有名なところでは伊丹十三だが、著者自身も実際刃物で刺され、息子も刺され、編集者は頭を割られた。使用者責任を問う暴対法がなかった当時、反社会的勢力と対峙するのは、現在と異なる覚悟が求められたことだろう。この点は素直に感心する。

ヤクザはなぜ取材に応じるのか

結構疑問だが、自信を大体的にPRする訳にもいかないヤクザとしては、広報部隊として記者を利用すると言うところだろうか。

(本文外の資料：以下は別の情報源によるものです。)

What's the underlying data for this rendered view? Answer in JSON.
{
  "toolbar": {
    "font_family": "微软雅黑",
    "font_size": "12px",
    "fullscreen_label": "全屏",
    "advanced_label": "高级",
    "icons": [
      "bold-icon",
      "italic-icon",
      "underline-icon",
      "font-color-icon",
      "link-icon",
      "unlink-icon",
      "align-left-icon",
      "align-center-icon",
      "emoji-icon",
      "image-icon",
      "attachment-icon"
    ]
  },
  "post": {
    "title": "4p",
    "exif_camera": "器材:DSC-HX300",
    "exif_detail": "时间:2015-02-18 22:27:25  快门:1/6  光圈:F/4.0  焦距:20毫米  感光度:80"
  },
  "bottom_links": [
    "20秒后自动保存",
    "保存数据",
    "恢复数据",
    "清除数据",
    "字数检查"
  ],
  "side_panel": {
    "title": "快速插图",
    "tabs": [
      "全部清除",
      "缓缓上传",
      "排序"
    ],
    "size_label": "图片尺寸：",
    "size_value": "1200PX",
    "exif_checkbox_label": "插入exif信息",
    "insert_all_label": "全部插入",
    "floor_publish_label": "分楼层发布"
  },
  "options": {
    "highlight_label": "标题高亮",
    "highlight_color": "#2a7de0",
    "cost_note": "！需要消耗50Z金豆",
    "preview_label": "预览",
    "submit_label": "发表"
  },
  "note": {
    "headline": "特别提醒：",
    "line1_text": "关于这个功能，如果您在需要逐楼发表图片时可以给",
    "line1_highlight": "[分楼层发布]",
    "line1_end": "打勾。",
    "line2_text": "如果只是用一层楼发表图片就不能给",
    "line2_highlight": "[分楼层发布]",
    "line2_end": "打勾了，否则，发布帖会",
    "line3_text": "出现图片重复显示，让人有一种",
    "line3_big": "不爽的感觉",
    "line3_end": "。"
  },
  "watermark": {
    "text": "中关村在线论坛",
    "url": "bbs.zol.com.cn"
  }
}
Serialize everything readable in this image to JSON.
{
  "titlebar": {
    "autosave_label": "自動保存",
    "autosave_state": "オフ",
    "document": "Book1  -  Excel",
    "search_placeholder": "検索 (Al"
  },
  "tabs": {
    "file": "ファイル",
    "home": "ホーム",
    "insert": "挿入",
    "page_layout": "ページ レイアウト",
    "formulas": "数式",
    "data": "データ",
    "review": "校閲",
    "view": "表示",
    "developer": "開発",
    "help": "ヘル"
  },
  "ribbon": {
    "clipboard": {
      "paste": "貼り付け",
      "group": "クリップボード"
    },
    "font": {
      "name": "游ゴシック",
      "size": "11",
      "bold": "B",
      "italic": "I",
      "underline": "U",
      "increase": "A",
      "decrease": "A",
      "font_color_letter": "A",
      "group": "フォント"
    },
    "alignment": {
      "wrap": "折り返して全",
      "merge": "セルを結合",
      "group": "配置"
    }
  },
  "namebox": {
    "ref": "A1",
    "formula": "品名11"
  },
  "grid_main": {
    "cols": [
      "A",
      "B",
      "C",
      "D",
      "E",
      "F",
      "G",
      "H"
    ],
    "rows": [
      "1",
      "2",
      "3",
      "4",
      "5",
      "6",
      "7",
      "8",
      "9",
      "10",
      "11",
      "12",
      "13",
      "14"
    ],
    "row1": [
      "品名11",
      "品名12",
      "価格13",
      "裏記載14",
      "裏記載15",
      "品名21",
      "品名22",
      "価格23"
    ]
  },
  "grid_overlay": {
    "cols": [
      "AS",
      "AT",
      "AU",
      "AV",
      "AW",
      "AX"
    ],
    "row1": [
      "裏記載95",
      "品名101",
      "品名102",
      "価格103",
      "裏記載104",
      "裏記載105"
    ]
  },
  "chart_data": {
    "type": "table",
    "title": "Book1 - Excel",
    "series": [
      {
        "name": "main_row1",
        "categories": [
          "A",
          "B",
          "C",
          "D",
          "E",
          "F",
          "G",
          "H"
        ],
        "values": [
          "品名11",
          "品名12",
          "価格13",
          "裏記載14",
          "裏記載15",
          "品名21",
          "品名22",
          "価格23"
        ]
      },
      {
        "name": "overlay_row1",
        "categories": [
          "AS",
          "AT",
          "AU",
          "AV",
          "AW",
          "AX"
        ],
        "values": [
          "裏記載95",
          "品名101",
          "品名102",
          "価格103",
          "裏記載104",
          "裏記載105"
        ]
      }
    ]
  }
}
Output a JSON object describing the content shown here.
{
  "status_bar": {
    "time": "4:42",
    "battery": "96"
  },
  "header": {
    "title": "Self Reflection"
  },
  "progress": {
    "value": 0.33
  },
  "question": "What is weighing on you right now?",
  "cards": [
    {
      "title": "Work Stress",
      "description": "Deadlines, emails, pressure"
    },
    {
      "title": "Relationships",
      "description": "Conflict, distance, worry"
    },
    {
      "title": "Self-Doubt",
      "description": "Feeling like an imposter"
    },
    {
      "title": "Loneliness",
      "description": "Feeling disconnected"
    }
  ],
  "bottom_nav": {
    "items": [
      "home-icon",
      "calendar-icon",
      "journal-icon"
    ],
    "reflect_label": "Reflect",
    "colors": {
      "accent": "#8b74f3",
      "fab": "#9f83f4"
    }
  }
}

組内の抗争に影響もあるだろうし、ヤクザとは言え表の社会と全く無縁ではいられない。自身の社会的な評価・歴史的な評価を記者やメディアに託すしかないのだ。

危うく漂う表と裏の境界線

山口組から離脱した神戸山口組、そしてその神戸山口組から離脱した絆會を立ち上げた織田絆誠は、「少しでも社会の役に立ち、社会に認められるヤクザ像」を掲げ、今後の在り方を模索していると言う(本書で肯定的に描かれるヤクザは少なく、この織田と竹中正くらいで、織田については溝口さんが別に一冊著書がある。)。

ヤクザという組織がなくなっても、ヤクザの気質を持った人間は残る。だから、反社会的勢力を根こそぎにするのではなく、そのような人材に居場所を提供する「受け皿」は必要だ。

表と裏との適切な棲み分け、このフロントラインが危うく漂っているように感じる。もちろん、私は一生関わりたくないが。